Nuance and Paradigm Adjustment 

Girn explained how their study both confirmed some prior findings and provided some extra color and detail. “A common narrative or finding that’s been claimed in past studies is that the individual networks of the brain become disintegrated under psychedelics, including the default mode network,” he said. “That’s a big story, you know, default mode network disintegration.”  

The Bayesian analysis of within-network signaling showed similar results to global averaging, but with more detail and quantification to challenge this paradigm. All five treatments showed decreased within-network VIS B synchrony, for instance, but again, the confidence in this effect was highest for LSD and psilocybin.
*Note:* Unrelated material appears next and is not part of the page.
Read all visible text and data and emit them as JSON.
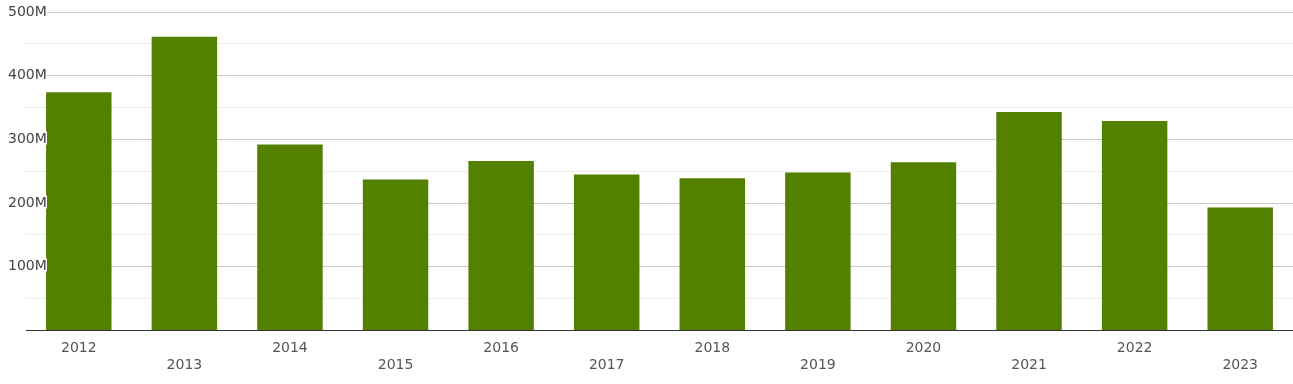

Taken together, “we found that actually these network disintegration effects were not very reliable across drugs … that particular claim has been possibly overstated, and it’s more complex and nuanced than that,” Girn explained. 
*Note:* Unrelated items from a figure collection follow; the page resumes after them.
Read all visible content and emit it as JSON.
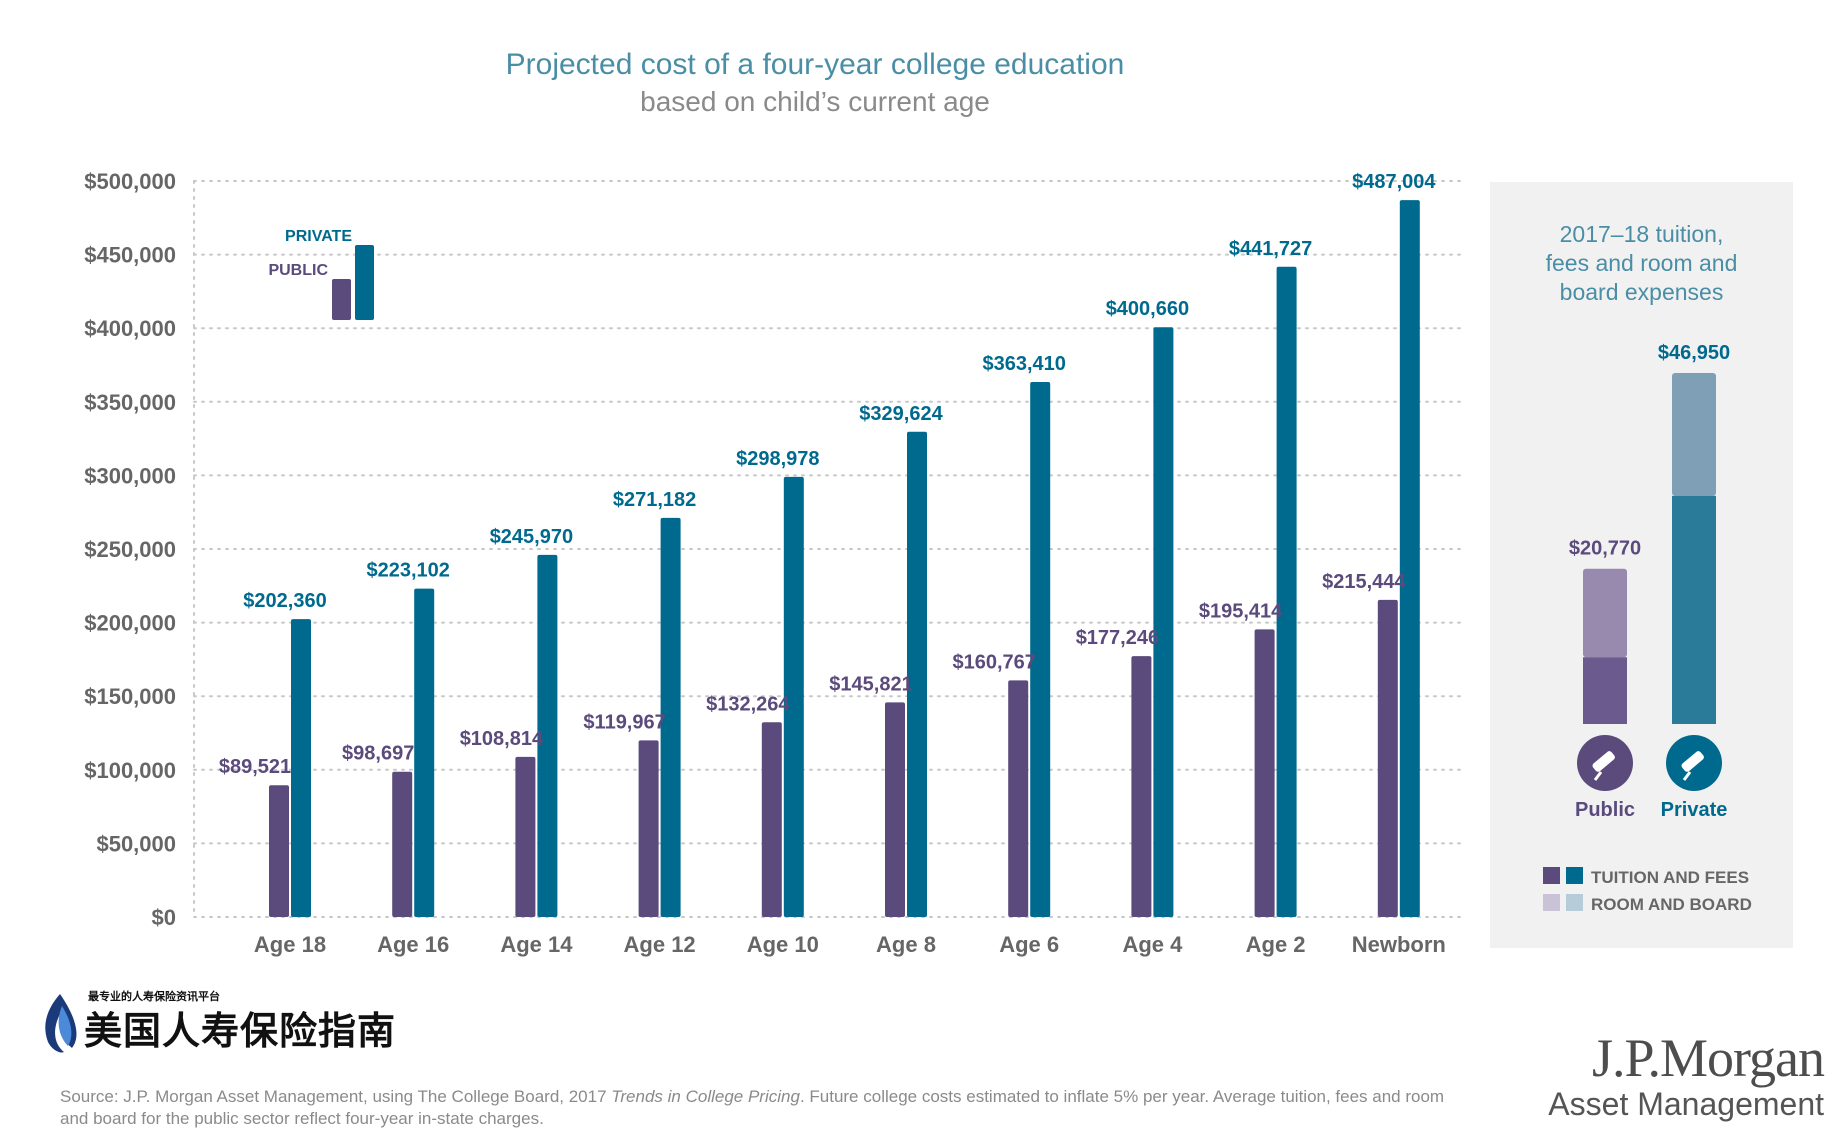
{
  "chart_data": {
    "type": "bar",
    "title": "Projected cost of a four-year college education",
    "subtitle": "based on child’s current age",
    "categories": [
      "Age 18",
      "Age 16",
      "Age 14",
      "Age 12",
      "Age 10",
      "Age 8",
      "Age 6",
      "Age 4",
      "Age 2",
      "Newborn"
    ],
    "series": [
      {
        "name": "PUBLIC",
        "color": "#5b4a7c",
        "values": [
          89521,
          98697,
          108814,
          119967,
          132264,
          145821,
          160767,
          177246,
          195414,
          215444
        ],
        "labels": [
          "$89,521",
          "$98,697",
          "$108,814",
          "$119,967",
          "$132,264",
          "$145,821",
          "$160,767",
          "$177,246",
          "$195,414",
          "$215,444"
        ]
      },
      {
        "name": "PRIVATE",
        "color": "#006a8e",
        "values": [
          202360,
          223102,
          245970,
          271182,
          298978,
          329624,
          363410,
          400660,
          441727,
          487004
        ],
        "labels": [
          "$202,360",
          "$223,102",
          "$245,970",
          "$271,182",
          "$298,978",
          "$329,624",
          "$363,410",
          "$400,660",
          "$441,727",
          "$487,004"
        ]
      }
    ],
    "ylim": [
      0,
      500000
    ],
    "yticks": [
      0,
      50000,
      100000,
      150000,
      200000,
      250000,
      300000,
      350000,
      400000,
      450000,
      500000
    ],
    "ytick_labels": [
      "$0",
      "$50,000",
      "$100,000",
      "$150,000",
      "$200,000",
      "$250,000",
      "$300,000",
      "$350,000",
      "$400,000",
      "$450,000",
      "$500,000"
    ],
    "grid": "horizontal dotted",
    "legend": {
      "placement": "top-left",
      "entries": [
        "PRIVATE",
        "PUBLIC"
      ]
    },
    "inset": {
      "title_lines": [
        "2017–18 tuition,",
        "fees and room and",
        "board expenses"
      ],
      "type": "stacked bar",
      "categories": [
        "Public",
        "Private"
      ],
      "totals": [
        20770,
        46950
      ],
      "total_labels": [
        "$20,770",
        "$46,950"
      ],
      "components": [
        "TUITION AND FEES",
        "ROOM AND BOARD"
      ],
      "tuition_share": [
        0.43,
        0.65
      ],
      "colors": {
        "public_tuition": "#6b5a8e",
        "public_room": "#988aae",
        "private_tuition": "#2a7a9a",
        "private_room": "#7f9fb6",
        "legend_public_light": "#cac3d8",
        "legend_private_light": "#b6ccd8"
      }
    }
  },
  "logo_cn": {
    "tagline": "最专业的人寿保险资讯平台",
    "name": "美国人寿保险指南"
  },
  "source": {
    "prefix": "Source: J.P. Morgan Asset Management, using The College Board, 2017 ",
    "italic": "Trends in College Pricing",
    "suffix": ". Future college costs estimated to inflate 5% per year. Average tuition, fees and room and board for the public sector reflect four-year in-state charges."
  },
  "brand": {
    "name": "J.P.Morgan",
    "sub": "Asset Management"
  },
  "colors": {
    "axis_text": "#666666",
    "grid": "#c8c8c8",
    "title": "#4a8ea6",
    "panel_bg": "#f1f1f1"
  }
}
As a summary of the increased connectivity, Girn said that “we expanded past findings to show more nuance in the specific regions that connect with others and suggest that it isn’t just that the whole brain is becoming interconnected … it’s very nuanced and there are specific patterns that we uncover.” 

Psychedelics Are for More than Trips 

At one level, scientists just want to understand what’s happening in the brain during these hallucinogenic experiences. All of the agents in this study primarily target the serotonin 2A (5-HT2A) receptor. “If you block that receptor, people don’t really trip, you don’t see the brain effects,” Girn said, but there’s diversity when it comes to relative interactions with dopamine receptors or the serotonin 1A receptor. Psychedelics are also being explored increasingly in the mainstream for conditions such as depression, anxiety, substance abuse disorders, or even the avoidance of aging, and these imaging efforts may be beneficial in understanding how brain signaling reorganization influences efficacy. 
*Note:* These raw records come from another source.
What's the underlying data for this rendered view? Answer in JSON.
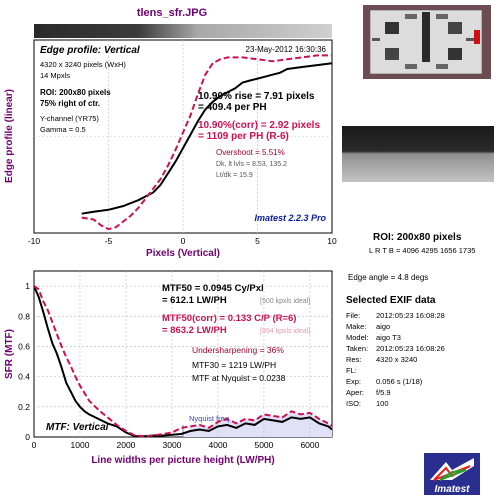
{
  "window_title": "tlens_sfr.JPG",
  "edge_plot": {
    "subtitle": "Edge profile: Vertical",
    "date": "23-May-2012 16:30:36",
    "info_lines": [
      "4320 x 3240 pixels (WxH)",
      "14 Mpxls"
    ],
    "roi_lines": [
      "ROI: 200x80 pixels",
      "75% right of ctr."
    ],
    "channel_lines": [
      "Y-channel  (YR75)",
      "Gamma = 0.5"
    ],
    "rise_lines": [
      "10.90% rise = 7.91 pixels",
      "= 409.4 per PH"
    ],
    "rise_corr_lines": [
      "10.90%(corr) = 2.92 pixels",
      "= 1109 per PH  (R-6)"
    ],
    "overshoot": "Overshoot = 5.51%",
    "dk_lines": [
      "Dk, lt lvls = 8.53, 135.2",
      "Lt/dk = 15.9"
    ],
    "brand": "Imatest 2.2.3 Pro"
  },
  "mtf_plot": {
    "subtitle": "MTF: Vertical",
    "mtf50_lines": [
      "MTF50 = 0.0945 Cy/Pxl",
      "= 612.1 LW/PH"
    ],
    "mtf50_ideal": "[500 kpxls ideal]",
    "mtf50corr_lines": [
      "MTF50(corr) = 0.133 C/P  (R=6)",
      "= 863.2 LW/PH"
    ],
    "mtf50corr_ideal": "[994 kpxls ideal]",
    "undersharpening": "Undersharpening = 36%",
    "mtf30": "MTF30 = 1219 LW/PH",
    "mtf_nyquist": "MTF at Nyquist = 0.0238",
    "nyquist_label": "Nyquist freq."
  },
  "side": {
    "roi_title": "ROI: 200x80 pixels",
    "ltrb": "L R T B = 4096 4295 1656 1735",
    "edge_angle": "Edge angle = 4.8 degs",
    "exif_title": "Selected EXIF data",
    "exif": [
      {
        "key": "File:",
        "value": "2012:05:23 16:08:28"
      },
      {
        "key": "Make:",
        "value": "aigo"
      },
      {
        "key": "Model:",
        "value": "aigo T3"
      },
      {
        "key": "Taken:",
        "value": "2012:05:23 16:08:26"
      },
      {
        "key": "Res:",
        "value": "4320 x 3240"
      },
      {
        "key": "FL:",
        "value": ""
      },
      {
        "key": "Exp:",
        "value": "0.056 s  (1/18)"
      },
      {
        "key": "Aper:",
        "value": "f/5.9"
      },
      {
        "key": "ISO:",
        "value": "100"
      }
    ],
    "logo_text": "Imatest"
  },
  "colors": {
    "axis_label": "#700070",
    "measured": "#000000",
    "corrected": "#cc1050",
    "brand_blue": "#0a1a9a",
    "nyquist_fill": "#e0e0f6",
    "nyquist_line": "#7b83d8"
  },
  "chart_data": [
    {
      "type": "line",
      "xlabel": "Pixels (Vertical)",
      "ylabel": "Edge profile (linear)",
      "xlim": [
        -10,
        10
      ],
      "xticks": [
        -10,
        -5,
        0,
        5,
        10
      ],
      "ylim": [
        0,
        1
      ],
      "grid": true,
      "series": [
        {
          "x": [
            -6.8,
            -6,
            -5,
            -4,
            -3,
            -2,
            -1.5,
            -1,
            -0.5,
            0,
            0.5,
            1,
            1.5,
            2,
            2.5,
            3,
            3.5,
            4,
            4.5,
            5,
            5.5,
            6,
            6.5,
            7,
            8,
            9,
            10
          ],
          "y": [
            0.1,
            0.11,
            0.12,
            0.14,
            0.17,
            0.21,
            0.25,
            0.31,
            0.37,
            0.44,
            0.51,
            0.58,
            0.64,
            0.68,
            0.71,
            0.73,
            0.75,
            0.78,
            0.79,
            0.8,
            0.81,
            0.82,
            0.83,
            0.85,
            0.86,
            0.87,
            0.88
          ]
        },
        {
          "x": [
            -6.8,
            -6,
            -5.5,
            -5,
            -4.5,
            -4,
            -3.5,
            -3,
            -2.5,
            -2,
            -1.5,
            -1,
            -0.5,
            0,
            0.5,
            1,
            1.5,
            2,
            2.5,
            3,
            4,
            5,
            6,
            7,
            8,
            9,
            10
          ],
          "y": [
            0.08,
            0.07,
            0.04,
            0.02,
            0.03,
            0.06,
            0.09,
            0.13,
            0.18,
            0.23,
            0.28,
            0.35,
            0.43,
            0.52,
            0.61,
            0.72,
            0.82,
            0.88,
            0.9,
            0.91,
            0.91,
            0.9,
            0.89,
            0.9,
            0.91,
            0.92,
            0.92
          ]
        }
      ]
    },
    {
      "type": "line",
      "xlabel": "Line widths per picture height (LW/PH)",
      "ylabel": "SFR (MTF)",
      "xlim": [
        0,
        6480
      ],
      "xticks": [
        0,
        1000,
        2000,
        3000,
        4000,
        5000,
        6000
      ],
      "ylim": [
        0,
        1.1
      ],
      "yticks": [
        0,
        0.2,
        0.4,
        0.6,
        0.8,
        1
      ],
      "grid": true,
      "nyquist_x": 3240,
      "series": [
        {
          "x": [
            0,
            100,
            200,
            300,
            400,
            500,
            600,
            700,
            800,
            900,
            1000,
            1100,
            1200,
            1400,
            1600,
            1800,
            2000,
            2200,
            2400,
            2600,
            2800,
            3000,
            3200,
            3400,
            3600,
            3800,
            4000,
            4200,
            4400,
            4600,
            4800,
            5000,
            5200,
            5400,
            5600,
            5800,
            6000,
            6200,
            6400,
            6480
          ],
          "y": [
            1.0,
            0.93,
            0.83,
            0.72,
            0.62,
            0.55,
            0.46,
            0.36,
            0.3,
            0.24,
            0.2,
            0.17,
            0.15,
            0.12,
            0.09,
            0.07,
            0.03,
            0.005,
            0.005,
            0.01,
            0.01,
            0.015,
            0.02,
            0.04,
            0.05,
            0.04,
            0.07,
            0.08,
            0.06,
            0.09,
            0.08,
            0.12,
            0.11,
            0.1,
            0.13,
            0.12,
            0.13,
            0.09,
            0.07,
            0.05
          ]
        },
        {
          "x": [
            0,
            100,
            200,
            300,
            400,
            500,
            600,
            700,
            800,
            900,
            1000,
            1100,
            1200,
            1400,
            1600,
            1800,
            2000,
            2200,
            2400,
            2600,
            2800,
            3000,
            3200,
            3400,
            3600,
            3800,
            4000,
            4200,
            4400,
            4600,
            4800,
            5000,
            5200,
            5400,
            5600,
            5800,
            6000,
            6200,
            6400,
            6480
          ],
          "y": [
            1.0,
            0.98,
            0.9,
            0.84,
            0.76,
            0.68,
            0.6,
            0.53,
            0.47,
            0.4,
            0.34,
            0.29,
            0.24,
            0.18,
            0.13,
            0.08,
            0.04,
            0.01,
            0.005,
            0.01,
            0.02,
            0.03,
            0.06,
            0.07,
            0.08,
            0.06,
            0.1,
            0.12,
            0.09,
            0.12,
            0.11,
            0.15,
            0.14,
            0.13,
            0.17,
            0.15,
            0.16,
            0.12,
            0.09,
            0.07
          ]
        }
      ]
    }
  ]
}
“Decreased brain modularity, which means the brain is more interconnected as a whole, has been linked to positive outcomes in two different depression trials,” Girn said. The more this interconnection persists, the better the outcomes, he explained. So these maps of brain reorganization may provide a useful framework for monitoring the persistence of changes. It is worth noting that this study is based on healthy volunteers, typically those who are not naïve to psychedelics. Additional complexity may exist in the effects of these agents on the brain of someone experiencing depression or other conditions and first-time users, and future studies would be required to probe this further. 

As a different direction, Girn is now co-founder and CEO of Five Discovery, a company seeking to treat neurological diseases such as Parkinson’s and Alzheimer’s, and even traumatic brain injury. Girn says this was born from the realization that psychedelics also have meaningful effects on brain plasticity and inflammation. To this end, they are designing molecules based on 5-MeO-DMT, an even more potent 5-HT2A agonist; however, they are designing variants that are more gentle stimulants, with the goal of producing anti-inflammatory, pro-plasticity effects while skipping the journey. “They still stimulate serotonin-2A, just not enough to make people trip,” Girn said.  

What’s Next 

“There’s a lot more nuance to be figured out,” Girn said, indicating it is early days. One avenue involves moving away from the averages. Each individual scan result is itself an average over 10 minutes of scanning, he explained. “What about all the dynamics?” Additionally, he’s interested in the inter-individual differences that will be important to understand when looking toward therapeutic intervention. “There are studies ongoing now with the same large-scale dataset; we’re looking more at individual variability and then that will better inform potential treatment allocation, predictive biomarkers, etc.” Girn said.